From their fog-enshrouded outpost on the mossy margin of the world, she watched the United States invade Afghanistan and then turn its sights on Iraq. While troops were quietly being deployed to the Middle East, she sat on the couch with her mother, in the little house in the middle of the dark and dripping rain forest, staring at the small, glowing television screen.

“What program is this?” her mother asked.

“It’s the news, Mom,” she answered.

“I don’t understand,” her mother said. “It looks like a war. Are we at war?”

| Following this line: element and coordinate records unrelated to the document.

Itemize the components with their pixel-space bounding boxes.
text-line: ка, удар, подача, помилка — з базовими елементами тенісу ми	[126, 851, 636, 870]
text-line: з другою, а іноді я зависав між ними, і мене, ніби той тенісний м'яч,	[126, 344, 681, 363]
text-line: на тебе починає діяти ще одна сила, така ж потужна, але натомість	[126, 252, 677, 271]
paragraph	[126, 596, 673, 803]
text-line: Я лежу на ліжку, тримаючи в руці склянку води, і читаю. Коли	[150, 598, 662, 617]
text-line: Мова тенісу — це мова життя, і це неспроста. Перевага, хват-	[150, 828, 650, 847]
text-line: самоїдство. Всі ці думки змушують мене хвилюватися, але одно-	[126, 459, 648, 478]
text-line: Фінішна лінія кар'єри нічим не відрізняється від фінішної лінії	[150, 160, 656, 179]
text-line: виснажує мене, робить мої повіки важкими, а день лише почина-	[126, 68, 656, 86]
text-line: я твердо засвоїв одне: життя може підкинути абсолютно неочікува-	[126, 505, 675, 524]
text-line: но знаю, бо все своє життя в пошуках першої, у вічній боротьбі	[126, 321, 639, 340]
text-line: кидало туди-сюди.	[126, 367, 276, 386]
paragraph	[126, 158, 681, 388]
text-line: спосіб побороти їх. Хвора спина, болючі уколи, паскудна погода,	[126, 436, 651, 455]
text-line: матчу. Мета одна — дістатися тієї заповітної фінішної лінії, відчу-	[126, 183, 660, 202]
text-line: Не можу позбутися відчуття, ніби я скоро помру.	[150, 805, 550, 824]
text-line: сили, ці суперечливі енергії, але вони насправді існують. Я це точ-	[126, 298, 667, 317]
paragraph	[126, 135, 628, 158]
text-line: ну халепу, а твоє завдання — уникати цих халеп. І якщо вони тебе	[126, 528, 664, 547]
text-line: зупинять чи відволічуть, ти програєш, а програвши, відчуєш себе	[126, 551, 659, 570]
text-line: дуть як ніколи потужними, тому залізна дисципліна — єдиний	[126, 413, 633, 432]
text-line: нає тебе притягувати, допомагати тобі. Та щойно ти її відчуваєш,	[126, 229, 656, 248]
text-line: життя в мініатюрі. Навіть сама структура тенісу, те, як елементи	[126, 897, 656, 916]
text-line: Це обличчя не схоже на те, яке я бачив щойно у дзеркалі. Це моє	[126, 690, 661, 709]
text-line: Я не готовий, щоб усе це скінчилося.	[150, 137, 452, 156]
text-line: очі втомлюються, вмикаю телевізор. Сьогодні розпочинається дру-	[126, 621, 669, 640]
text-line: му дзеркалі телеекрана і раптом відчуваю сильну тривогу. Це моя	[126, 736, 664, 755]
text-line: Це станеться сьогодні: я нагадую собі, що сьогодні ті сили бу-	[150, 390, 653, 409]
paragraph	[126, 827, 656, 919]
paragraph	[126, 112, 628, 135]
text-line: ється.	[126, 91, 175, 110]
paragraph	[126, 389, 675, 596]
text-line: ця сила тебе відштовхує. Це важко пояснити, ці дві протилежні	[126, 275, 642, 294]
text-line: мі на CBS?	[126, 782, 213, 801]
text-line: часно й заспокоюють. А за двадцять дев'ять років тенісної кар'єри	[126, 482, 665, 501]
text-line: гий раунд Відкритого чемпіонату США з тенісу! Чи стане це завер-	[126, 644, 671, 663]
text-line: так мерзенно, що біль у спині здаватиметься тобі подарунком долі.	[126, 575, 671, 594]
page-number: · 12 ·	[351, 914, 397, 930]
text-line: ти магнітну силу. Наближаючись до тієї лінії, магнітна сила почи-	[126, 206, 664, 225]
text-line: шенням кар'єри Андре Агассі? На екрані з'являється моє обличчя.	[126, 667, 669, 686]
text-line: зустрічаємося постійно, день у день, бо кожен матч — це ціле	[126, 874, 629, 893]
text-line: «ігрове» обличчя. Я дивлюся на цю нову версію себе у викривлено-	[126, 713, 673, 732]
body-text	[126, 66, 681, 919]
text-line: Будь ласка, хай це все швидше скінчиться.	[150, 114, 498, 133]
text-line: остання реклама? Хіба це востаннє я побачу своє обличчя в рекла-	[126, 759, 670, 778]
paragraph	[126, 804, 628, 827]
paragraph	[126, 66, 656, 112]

“Yes, Mom,” she said. “We’re at war.”

“Oh, that’s terrible!” her mother exclaimed. “Who are we at war with?”

“Afghanistan, Mom.”

They watched together in silence, until the commercial break. Her mother got up and shuffled to the bathroom. When she came back, she stopped and looked at the screen. “What program is this?”

“It’s the news, Mom.”

“It looks like a war. Are we at war?”

“Yes, Mom. We’re at war.”

“Oh, that’s terrible! Who are we at war with?”

“Iraq, Mom.”

“Really? But I thought that war was over.”

“No, Mom. It’s never over. America has always been at war with Iraq.”

“Oh, that’s terrible!” Her mom leaned forward and peered at the screen.

Days pass, and weeks. Months pass, and then years.

“Now, who did you say we are at war with?”